I do not fully agree with you. Look at Windows, how many tasks does it run at any given point in time? It could be hundreds. It all comes down at design time to be aware of the trade-offs one has to make, task switching overhead vs. benefits from running operations in segregated tasks.

I agree with you though that a single application that runs on too many tasks probably can be optimized and there is most likely something wrong.

Quote from NetTecture:

Actually no, you still waste. I would basically in C# use a custom TaskScheduler for X threads as above and schedule tasks. See, they do NOT happen at the same time - a CPU core can only execute one hardware thread at the same time ANYWAY. That is 1 thread per core on AMD, 2 on Intel with Hyperthreading. Called hardware. Having less threads in this case is less task switching, on top of a lot less wasted memory. Everyone using 800 threads for something like option chain calculation... better des not claim to be more than a junior developer. Waste of resources and time.

rufus_4000 · May 6, 2012

Ok, I will bite. Those who know me knows that I am not a .NET person by any means. But for a large number of concurrent lightweight threads (with the computing threads and I guess the arbitrage opportunity seeking threads), I would think some language constructs like "coroutines" maybe close to the desired goal. I am currently using a customized version of coroutines (libpcl with stack jumps for anyone that cares) along with my thread pool library in production platform, and it has yielded significant performance improvements (over simple "green-ish" threads). I believe MSFT calls coroutines "Fibers" under the .NET, but that's about the extent of my knowledge there.

For those of you who are not familiar with coroutines (other than the original Don Knuth's definition), lookup the Wikipedia entry. I think of it as a concurrency semantics free (as concurrency is implied in the "Yield" operation) cooperative execution, which, incidentally (!), works quite well for data processing, analytics generating, etc.

amazingIndustry · May 6, 2012

Re .Net there are plenty public sites out there that published performance results that show that task switching and generally running light-weight work on tasks rather than generating threads is always advantageous in terms of resource allocation and computational efficiency. I am not sure about the term "fibers" and thus cannot comment but my understanding of "coroutines" is a concept that was implemented through the arrival of task programming (at least in .Net). Note that most coroutine libraries date back to 2002-2003 when .Net was at 2.0.

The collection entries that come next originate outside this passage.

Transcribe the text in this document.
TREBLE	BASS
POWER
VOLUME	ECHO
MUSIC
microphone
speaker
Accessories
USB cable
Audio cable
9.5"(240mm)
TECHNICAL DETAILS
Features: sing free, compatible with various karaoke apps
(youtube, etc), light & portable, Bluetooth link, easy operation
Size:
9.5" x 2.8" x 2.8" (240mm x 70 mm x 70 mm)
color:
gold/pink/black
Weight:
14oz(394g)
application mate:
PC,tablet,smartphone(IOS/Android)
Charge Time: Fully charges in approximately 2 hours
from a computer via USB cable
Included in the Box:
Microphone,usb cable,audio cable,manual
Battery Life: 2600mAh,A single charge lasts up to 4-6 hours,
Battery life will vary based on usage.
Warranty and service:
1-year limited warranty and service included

It is very easy for anyone to run a performance comparison by starting up n-number threads and have them operate as worker threads and then trying to solve the same problem using tasks. The new Async CTP framework is terrific because it is very logical and the beauty of it is that it requires minimal code changes though I always recommend to think parallelism/concurrency at design time, its not optimal to try to squeeze sequential code into a concurrent framework through code changes.

Quote from rufus_4000:

Ok, I will bite. Those who know me knows that I am not a .NET person by any means. But for a large number of concurrent lightweight threads (with the computing threads and I guess the arbitrage opportunity seeking threads), I would think some language constructs like "coroutines" maybe close to the desired goal. I am currently using a customized version of coroutines (libpcl with stack jumps for anyone that cares) along with my thread pool library in production platform, and it has yielded significant performance improvements (over simple "green-ish" threads). I believe MSFT calls coroutines "Fibers" under the .NET, but that's about the extent of my knowledge there.

For those of you who are not familiar with coroutines (other than the original Don Knuth's definition), lookup the Wikipedia entry. I think of it as a concurrency semantics free (as concurrency is implied in the "Yield" operation) cooperative execution, which, incidentally (!), works quite well for data processing, analytics generating, etc.